Six years later, Moseley was once again flying, with the U.S. Army in the Korean War. He earned a Silver Star for repeatedly navigating enemy fire to airlift injured Marines locked in battle with the Chinese in the mountains of North Korea.

Moseley later also served with the Army in Vietnam, at the same time as his oldest son, Roger, who was an Air Force fighter pilot. He then settled back in Utah and rose to acting commander of now-inactive Fort Douglas, on the University of Utah campus.

But it was Moseley’s time spent undercover in France — and his relationship with the Lestangs — that caught the Imperial War Museum’s attention.

Kerrison, the curator, said the museum hunts for new material “based on what kind of personal story it can tell.” And Carol’s collection of artifacts, he said, had it all: The original French farm clothing Moseley wore. A diary he wrote while in hiding. The parachute rip cord he pulled after bailing out of the P-47.

“Really rare,” Kerrison said of the materials. He is midway through cataloging everything, he said, and expects it will still be five to 10 years before Moseley’s story is ready for display.

“He met the original pack rat, and that’s me,” Carol said of Kerrison’s July visit. “I kept every single thing. They said, ‘Will you give it up?’ And I said, ‘Happily, for a museum.’”

Moseley’s relationship with the Lestangs endured over the intervening decades, despite their language barrier. They traded dozens of letters and packages through the years. Nellie Lestang used parts of Moseley’s silk parachute to create a First Communion dress for their daughter — and sent him a picture.

(Photo courtesy of the Moseley Family) A communion dress made out of the Carol Moseley talks about her husband parachute used by Lonnie Moseley, when he crash landed in France in WWII, avoiding detection of Germans by hiding out hiding out with a French farming family at her home in Holladay, Friday, October 6, 2017.

Moseley first returned to the farm a decade after his escape, surprising the family with a telegram just a few days before: “I’ll be there this weekend.”

The Moseley-Lestang bond continues today, family members say, despite Lucien’s death from a brain tumor in 1964.

Josiane Fiquet, 66, is the granddaughter of Moseley’s “Mama” and “Papa.” She lives in Normandy. In an email, she said her grandfather would call Moseley “my son from America.” He was considered a “brother for my father” — Bernard — and “an uncle for me,” she said.
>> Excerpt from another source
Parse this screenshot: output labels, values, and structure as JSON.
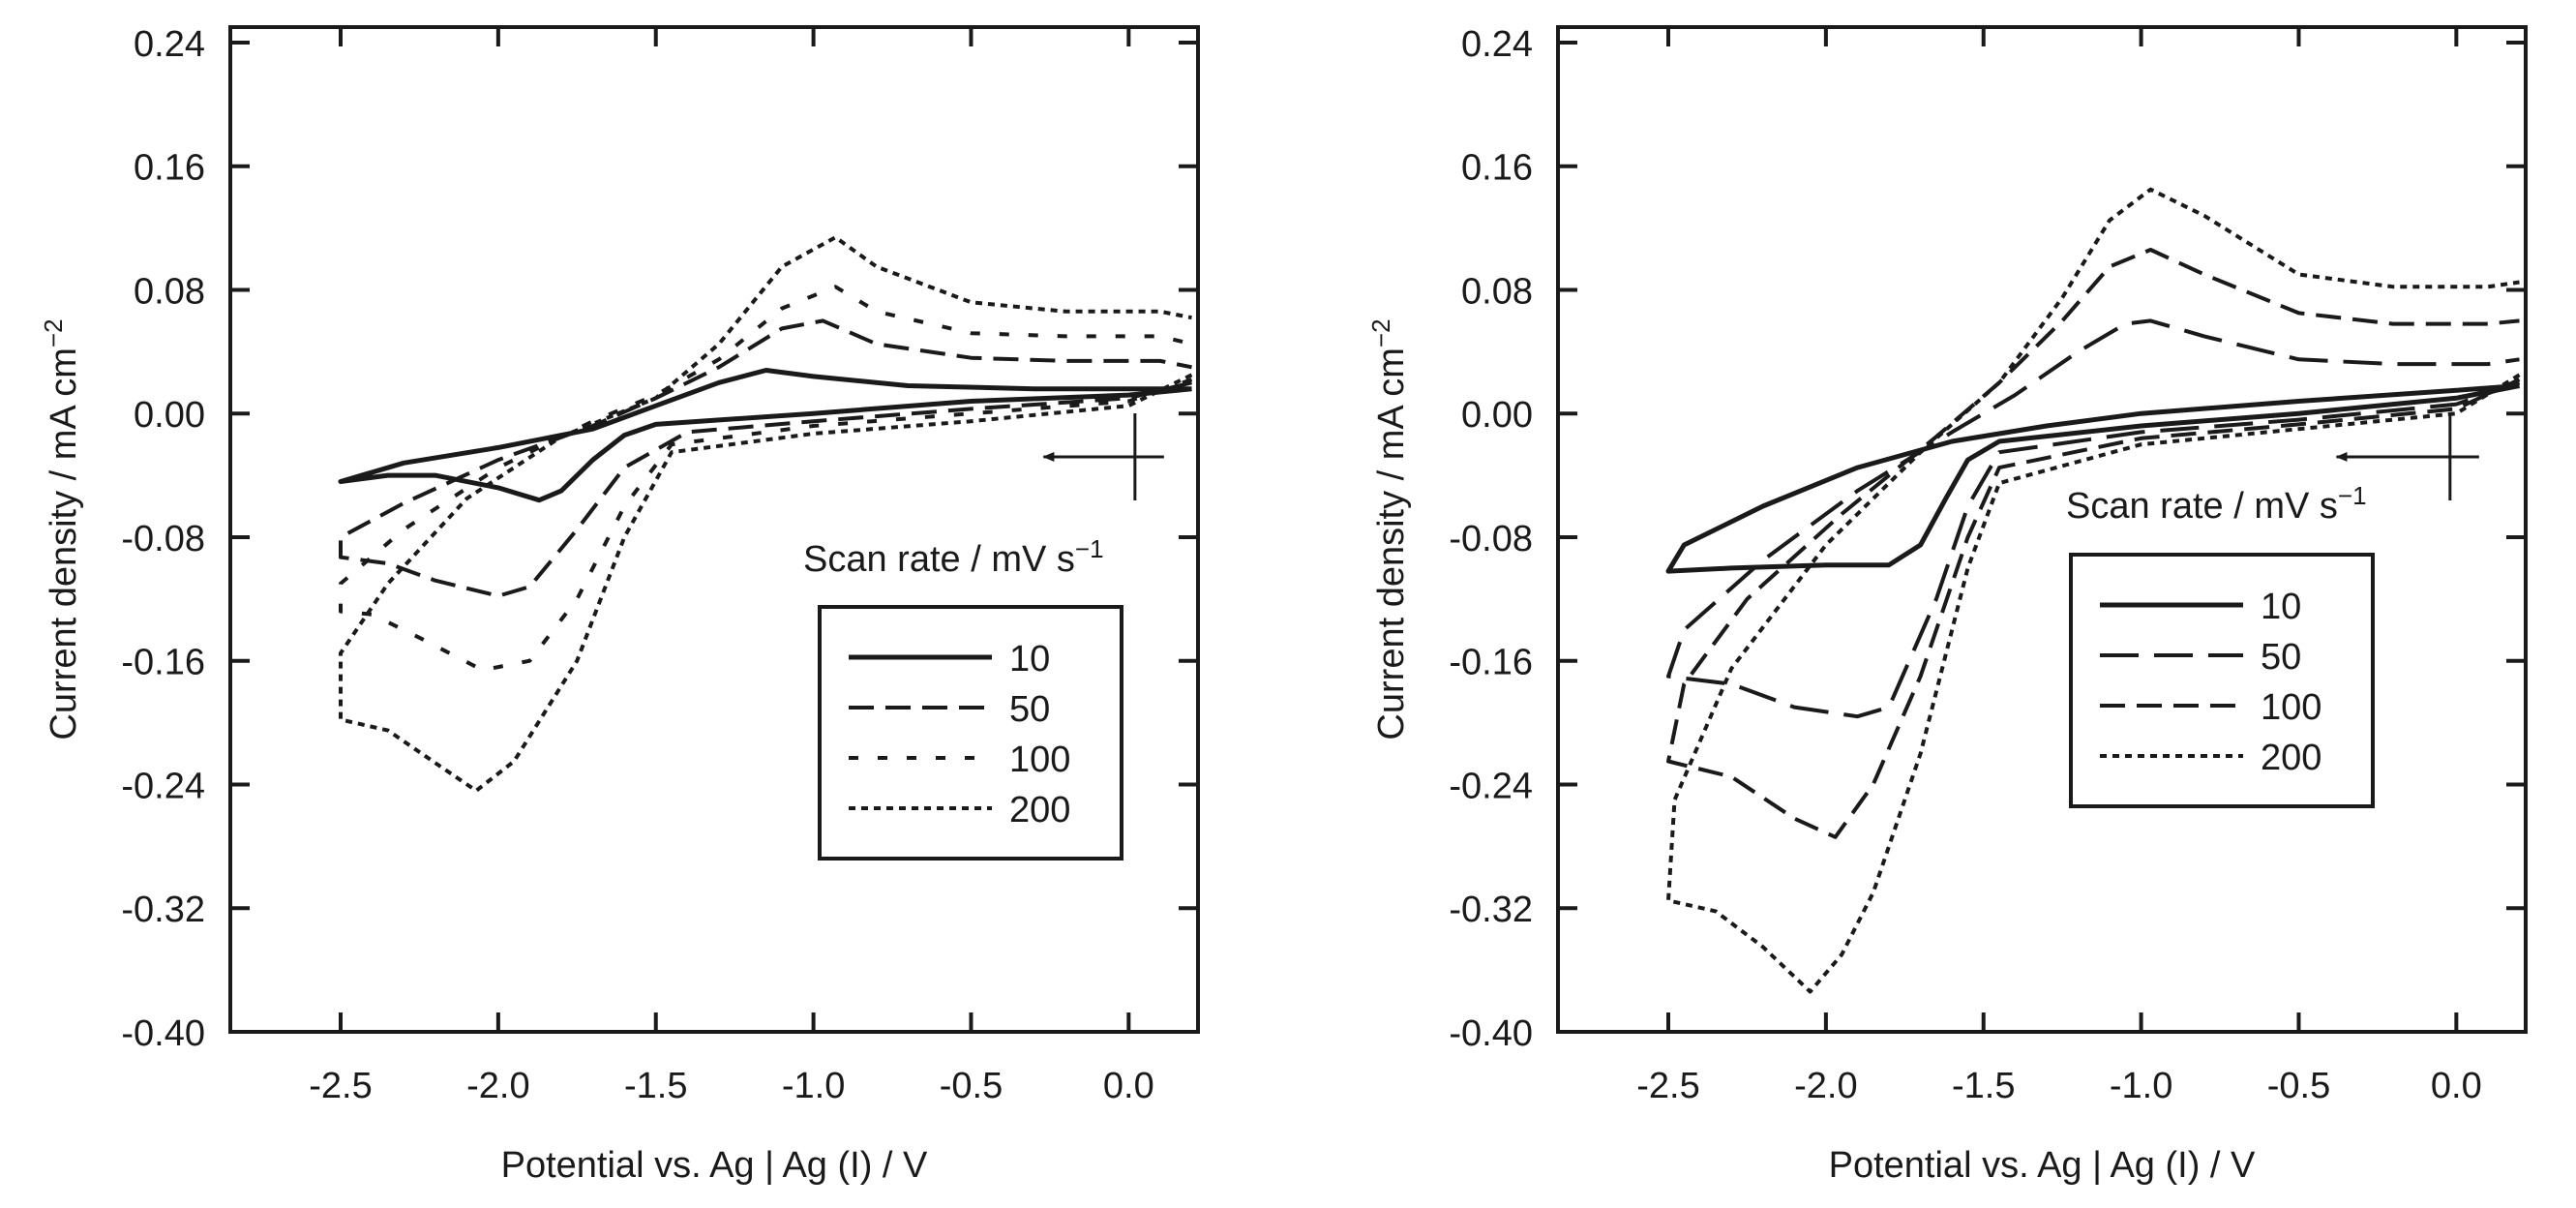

“Early, he gave me the desire to discover other languages, other cultures … the envy to understand the world around me,” Fiquet wrote. “As soon as I started to learn English at school, I began to translate Lonnie and Carol’s letters and write for my family.”

Fiquet and several of her family members have visited the Moseleys in Utah, she said. And various members of the Moseley family — including Carol and Lonnie’s grandchildren — have stayed at the Lestang home in France.

“Such a relationship is very important to show that beyond the violence of our world, small sparks of hope and peace can arise,” Fiquet explained.

Carol still recalls vividly her first visit with Lonnie back to the Lestang farm. She was nervous — worried she couldn’t speak French, worried the Lestang family, who had accepted her husband like a son, might not like her.

She was wrong.

“I didn’t have to speak French to talk to Papa,” she said. “We just wept. We just loved each other.”